When Amita moved to England, she looked around and flicked through the TV channels and didn’t see anyone who looked like her. She didn’t have any connections in the entertainment industry. “I didn’t have a lot of confidence starting out,” she says. “But I persevered. I went to drama school. Again, I didn’t fit in. I was the only brown student. No one could relate to me. But the love for my craft was always the thing that was pushing me forward.”

Amita and her co-stars Fredy Carter and Kit Young in Shadow and Bone.

After drama school, Amita found an agent and got a call about a new TV show. “Reading the character description,” Amita says, “I knew there and then, ‘I have to get this part, especially as an Asian actress.’”

The show was Shadow and Bone, a big-budget Netflix adaptation of Leigh Bardugo’s best-selling fantasy book trilogy. And the part was Inej Ghafa, a nimble warrior amid a crew of misfits and miscreants. Convinced she had blown her first audition—“I thought it was bloody awful because I wanted it so much”—Amita instead got a callback, and soon the role was hers.

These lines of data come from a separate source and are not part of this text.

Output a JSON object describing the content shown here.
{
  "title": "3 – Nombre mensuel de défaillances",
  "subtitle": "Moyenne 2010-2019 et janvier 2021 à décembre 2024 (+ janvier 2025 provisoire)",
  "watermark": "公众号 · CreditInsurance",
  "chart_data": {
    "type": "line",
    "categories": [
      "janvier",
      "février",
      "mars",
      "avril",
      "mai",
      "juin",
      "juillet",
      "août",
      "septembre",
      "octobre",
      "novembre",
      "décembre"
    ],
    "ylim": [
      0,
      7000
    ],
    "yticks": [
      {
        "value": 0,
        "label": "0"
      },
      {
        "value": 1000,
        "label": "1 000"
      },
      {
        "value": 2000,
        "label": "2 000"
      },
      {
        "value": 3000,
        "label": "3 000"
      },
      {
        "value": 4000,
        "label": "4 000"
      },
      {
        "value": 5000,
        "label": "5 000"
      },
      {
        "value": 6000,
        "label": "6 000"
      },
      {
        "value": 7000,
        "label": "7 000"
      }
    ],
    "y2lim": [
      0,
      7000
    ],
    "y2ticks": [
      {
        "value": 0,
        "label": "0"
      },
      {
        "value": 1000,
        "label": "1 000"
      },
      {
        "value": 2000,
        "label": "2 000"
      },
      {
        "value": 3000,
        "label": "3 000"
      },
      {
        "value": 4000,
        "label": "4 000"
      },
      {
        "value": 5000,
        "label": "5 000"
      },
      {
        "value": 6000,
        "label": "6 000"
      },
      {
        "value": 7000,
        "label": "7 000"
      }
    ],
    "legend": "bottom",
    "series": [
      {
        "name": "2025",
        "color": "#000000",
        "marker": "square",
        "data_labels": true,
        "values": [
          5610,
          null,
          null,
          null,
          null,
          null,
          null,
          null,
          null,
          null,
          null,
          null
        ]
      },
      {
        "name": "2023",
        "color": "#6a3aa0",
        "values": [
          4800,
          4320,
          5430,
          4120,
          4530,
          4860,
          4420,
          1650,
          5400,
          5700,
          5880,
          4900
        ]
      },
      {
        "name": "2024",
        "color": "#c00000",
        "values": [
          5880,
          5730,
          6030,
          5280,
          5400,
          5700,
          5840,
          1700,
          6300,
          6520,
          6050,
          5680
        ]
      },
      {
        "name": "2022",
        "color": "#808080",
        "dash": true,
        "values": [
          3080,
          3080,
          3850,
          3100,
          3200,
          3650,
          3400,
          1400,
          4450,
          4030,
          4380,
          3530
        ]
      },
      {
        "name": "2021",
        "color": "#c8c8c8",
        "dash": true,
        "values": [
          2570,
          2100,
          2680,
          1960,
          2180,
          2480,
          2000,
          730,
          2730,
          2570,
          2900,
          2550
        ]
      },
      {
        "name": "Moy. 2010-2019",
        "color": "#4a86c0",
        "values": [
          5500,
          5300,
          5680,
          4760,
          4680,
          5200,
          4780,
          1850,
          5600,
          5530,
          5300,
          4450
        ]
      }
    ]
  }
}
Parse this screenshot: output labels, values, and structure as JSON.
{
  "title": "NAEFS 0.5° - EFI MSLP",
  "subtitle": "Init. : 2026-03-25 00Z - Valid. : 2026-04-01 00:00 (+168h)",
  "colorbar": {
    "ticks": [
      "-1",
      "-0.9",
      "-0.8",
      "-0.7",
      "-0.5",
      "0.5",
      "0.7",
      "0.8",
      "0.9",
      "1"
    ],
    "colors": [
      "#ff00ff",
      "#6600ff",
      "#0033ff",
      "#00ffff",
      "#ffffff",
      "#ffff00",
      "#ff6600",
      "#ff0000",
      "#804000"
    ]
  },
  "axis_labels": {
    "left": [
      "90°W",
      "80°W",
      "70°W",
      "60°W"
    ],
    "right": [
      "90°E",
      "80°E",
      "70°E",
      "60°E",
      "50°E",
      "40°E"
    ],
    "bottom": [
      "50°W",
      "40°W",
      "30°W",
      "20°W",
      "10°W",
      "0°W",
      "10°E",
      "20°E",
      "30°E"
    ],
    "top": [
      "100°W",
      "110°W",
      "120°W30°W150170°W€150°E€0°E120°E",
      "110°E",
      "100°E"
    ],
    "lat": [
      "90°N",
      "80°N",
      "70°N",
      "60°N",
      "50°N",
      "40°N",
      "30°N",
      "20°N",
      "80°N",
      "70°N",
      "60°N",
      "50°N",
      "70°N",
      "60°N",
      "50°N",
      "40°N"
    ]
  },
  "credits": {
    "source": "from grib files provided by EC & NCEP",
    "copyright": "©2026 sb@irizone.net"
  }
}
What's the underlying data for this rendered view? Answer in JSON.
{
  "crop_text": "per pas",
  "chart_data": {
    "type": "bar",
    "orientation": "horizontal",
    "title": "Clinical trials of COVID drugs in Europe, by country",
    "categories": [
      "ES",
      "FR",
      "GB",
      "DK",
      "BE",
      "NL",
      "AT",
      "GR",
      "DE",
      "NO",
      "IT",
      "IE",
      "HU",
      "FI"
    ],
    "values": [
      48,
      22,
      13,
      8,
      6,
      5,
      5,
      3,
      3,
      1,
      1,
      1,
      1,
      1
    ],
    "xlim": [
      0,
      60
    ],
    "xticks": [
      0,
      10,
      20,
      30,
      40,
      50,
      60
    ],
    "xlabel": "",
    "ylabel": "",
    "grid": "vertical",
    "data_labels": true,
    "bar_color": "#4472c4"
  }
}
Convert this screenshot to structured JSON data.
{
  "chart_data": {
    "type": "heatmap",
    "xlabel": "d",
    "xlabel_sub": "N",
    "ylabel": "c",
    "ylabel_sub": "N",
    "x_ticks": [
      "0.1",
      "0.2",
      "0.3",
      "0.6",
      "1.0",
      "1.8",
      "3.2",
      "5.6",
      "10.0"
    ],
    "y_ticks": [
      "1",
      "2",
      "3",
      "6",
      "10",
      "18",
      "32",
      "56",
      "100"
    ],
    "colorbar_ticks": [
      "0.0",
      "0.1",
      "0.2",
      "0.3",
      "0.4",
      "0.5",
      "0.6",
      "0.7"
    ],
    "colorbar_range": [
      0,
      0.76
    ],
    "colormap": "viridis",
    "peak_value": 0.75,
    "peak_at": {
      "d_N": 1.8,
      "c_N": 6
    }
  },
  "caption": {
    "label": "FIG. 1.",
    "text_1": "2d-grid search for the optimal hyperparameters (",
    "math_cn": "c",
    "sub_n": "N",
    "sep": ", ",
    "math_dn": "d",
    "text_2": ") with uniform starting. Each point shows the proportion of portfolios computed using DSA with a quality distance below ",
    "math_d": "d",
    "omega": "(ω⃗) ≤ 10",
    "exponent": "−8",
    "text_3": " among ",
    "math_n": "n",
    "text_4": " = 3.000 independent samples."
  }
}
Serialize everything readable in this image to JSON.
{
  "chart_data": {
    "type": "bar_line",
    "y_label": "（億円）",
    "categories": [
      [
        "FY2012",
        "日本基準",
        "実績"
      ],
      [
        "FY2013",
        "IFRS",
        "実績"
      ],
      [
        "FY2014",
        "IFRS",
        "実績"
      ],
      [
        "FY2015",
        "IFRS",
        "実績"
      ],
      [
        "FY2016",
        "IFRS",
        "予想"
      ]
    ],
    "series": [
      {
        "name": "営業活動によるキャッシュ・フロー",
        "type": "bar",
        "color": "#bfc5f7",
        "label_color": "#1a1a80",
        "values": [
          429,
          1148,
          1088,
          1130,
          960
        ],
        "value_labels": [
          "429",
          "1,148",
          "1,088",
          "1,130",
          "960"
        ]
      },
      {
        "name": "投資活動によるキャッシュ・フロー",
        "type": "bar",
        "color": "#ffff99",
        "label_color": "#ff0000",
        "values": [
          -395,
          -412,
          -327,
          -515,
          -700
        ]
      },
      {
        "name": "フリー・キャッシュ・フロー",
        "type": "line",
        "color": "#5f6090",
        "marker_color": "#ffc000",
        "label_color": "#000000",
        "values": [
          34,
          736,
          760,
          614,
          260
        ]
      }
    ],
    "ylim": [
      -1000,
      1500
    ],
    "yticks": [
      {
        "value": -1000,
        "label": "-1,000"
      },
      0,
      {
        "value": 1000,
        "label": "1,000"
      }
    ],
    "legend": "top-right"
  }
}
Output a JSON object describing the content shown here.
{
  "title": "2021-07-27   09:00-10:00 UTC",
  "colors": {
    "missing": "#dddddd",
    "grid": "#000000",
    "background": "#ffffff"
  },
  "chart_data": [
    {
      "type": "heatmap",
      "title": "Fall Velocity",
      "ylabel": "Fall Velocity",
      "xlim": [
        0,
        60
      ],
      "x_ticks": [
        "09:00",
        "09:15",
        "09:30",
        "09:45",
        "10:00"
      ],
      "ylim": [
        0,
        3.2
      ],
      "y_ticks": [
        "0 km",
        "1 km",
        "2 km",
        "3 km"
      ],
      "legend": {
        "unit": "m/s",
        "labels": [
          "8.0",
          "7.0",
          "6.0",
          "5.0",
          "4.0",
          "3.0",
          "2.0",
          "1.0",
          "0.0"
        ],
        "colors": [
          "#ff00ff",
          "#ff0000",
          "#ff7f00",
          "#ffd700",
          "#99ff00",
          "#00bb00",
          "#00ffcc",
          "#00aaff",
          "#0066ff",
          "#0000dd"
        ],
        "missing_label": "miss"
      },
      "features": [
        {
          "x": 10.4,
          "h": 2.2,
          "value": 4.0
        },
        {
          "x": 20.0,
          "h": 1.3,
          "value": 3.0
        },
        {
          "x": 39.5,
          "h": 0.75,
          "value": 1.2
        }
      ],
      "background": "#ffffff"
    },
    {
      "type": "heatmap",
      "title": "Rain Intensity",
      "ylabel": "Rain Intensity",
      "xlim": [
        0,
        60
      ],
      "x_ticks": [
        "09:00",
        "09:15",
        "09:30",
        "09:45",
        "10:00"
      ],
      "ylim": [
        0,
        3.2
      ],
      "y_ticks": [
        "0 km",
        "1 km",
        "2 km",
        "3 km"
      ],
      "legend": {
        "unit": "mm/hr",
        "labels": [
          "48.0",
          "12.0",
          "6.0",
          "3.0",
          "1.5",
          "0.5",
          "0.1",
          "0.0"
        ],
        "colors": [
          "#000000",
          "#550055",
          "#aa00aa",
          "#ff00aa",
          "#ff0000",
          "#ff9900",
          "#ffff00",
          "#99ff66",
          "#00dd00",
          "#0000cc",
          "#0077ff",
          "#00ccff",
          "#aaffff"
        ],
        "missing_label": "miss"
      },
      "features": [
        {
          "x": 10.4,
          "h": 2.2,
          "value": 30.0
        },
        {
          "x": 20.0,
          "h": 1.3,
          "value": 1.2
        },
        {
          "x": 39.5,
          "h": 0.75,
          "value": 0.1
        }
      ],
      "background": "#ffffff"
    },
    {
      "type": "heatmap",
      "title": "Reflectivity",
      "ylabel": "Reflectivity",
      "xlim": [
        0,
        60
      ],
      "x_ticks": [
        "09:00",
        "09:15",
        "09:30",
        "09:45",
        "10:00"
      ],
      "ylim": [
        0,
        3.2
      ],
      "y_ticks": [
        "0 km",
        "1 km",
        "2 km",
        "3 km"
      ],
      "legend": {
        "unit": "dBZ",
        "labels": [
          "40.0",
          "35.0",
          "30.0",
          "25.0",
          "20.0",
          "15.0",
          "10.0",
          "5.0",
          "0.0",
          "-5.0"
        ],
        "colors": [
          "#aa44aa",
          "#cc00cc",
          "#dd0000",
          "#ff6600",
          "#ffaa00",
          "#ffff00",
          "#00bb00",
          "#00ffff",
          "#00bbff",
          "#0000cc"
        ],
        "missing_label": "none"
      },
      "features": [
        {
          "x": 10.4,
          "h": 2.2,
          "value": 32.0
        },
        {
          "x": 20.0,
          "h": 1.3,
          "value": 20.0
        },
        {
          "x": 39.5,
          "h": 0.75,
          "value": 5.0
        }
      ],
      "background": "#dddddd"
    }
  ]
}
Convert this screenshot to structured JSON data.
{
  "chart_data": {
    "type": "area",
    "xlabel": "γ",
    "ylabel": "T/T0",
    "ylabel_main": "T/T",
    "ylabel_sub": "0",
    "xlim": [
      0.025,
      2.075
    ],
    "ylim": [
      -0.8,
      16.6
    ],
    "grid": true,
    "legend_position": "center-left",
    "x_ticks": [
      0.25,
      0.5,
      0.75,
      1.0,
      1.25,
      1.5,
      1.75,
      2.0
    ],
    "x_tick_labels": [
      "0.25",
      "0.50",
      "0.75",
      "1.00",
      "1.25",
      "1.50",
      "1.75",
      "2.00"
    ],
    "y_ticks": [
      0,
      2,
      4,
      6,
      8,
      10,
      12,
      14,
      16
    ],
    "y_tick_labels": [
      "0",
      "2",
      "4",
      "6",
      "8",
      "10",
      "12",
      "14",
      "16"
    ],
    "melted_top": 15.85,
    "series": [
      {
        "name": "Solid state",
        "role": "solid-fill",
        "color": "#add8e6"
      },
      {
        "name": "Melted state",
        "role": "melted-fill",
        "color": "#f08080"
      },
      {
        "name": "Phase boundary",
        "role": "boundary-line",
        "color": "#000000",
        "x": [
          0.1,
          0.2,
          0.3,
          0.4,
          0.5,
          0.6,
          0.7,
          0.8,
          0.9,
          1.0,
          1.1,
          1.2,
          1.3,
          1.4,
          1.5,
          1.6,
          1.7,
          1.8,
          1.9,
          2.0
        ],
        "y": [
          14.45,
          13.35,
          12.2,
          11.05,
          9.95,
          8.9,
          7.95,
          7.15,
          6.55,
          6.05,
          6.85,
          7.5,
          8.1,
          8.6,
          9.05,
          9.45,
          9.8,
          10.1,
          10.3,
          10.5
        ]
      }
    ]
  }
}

The next hurdle? “I’d honestly never been to a gym before,” Amita says. But her character, Inej, is an expert spy. She can scale fences and leap through fire; she is sharp, strong, and moves without a trace. “So, I said to myself, I cannot respect this character if I don’t feel her strength, her stamina, her agility. I went to the gym a lot. I built so much muscle, and I felt really strong. I felt capable.”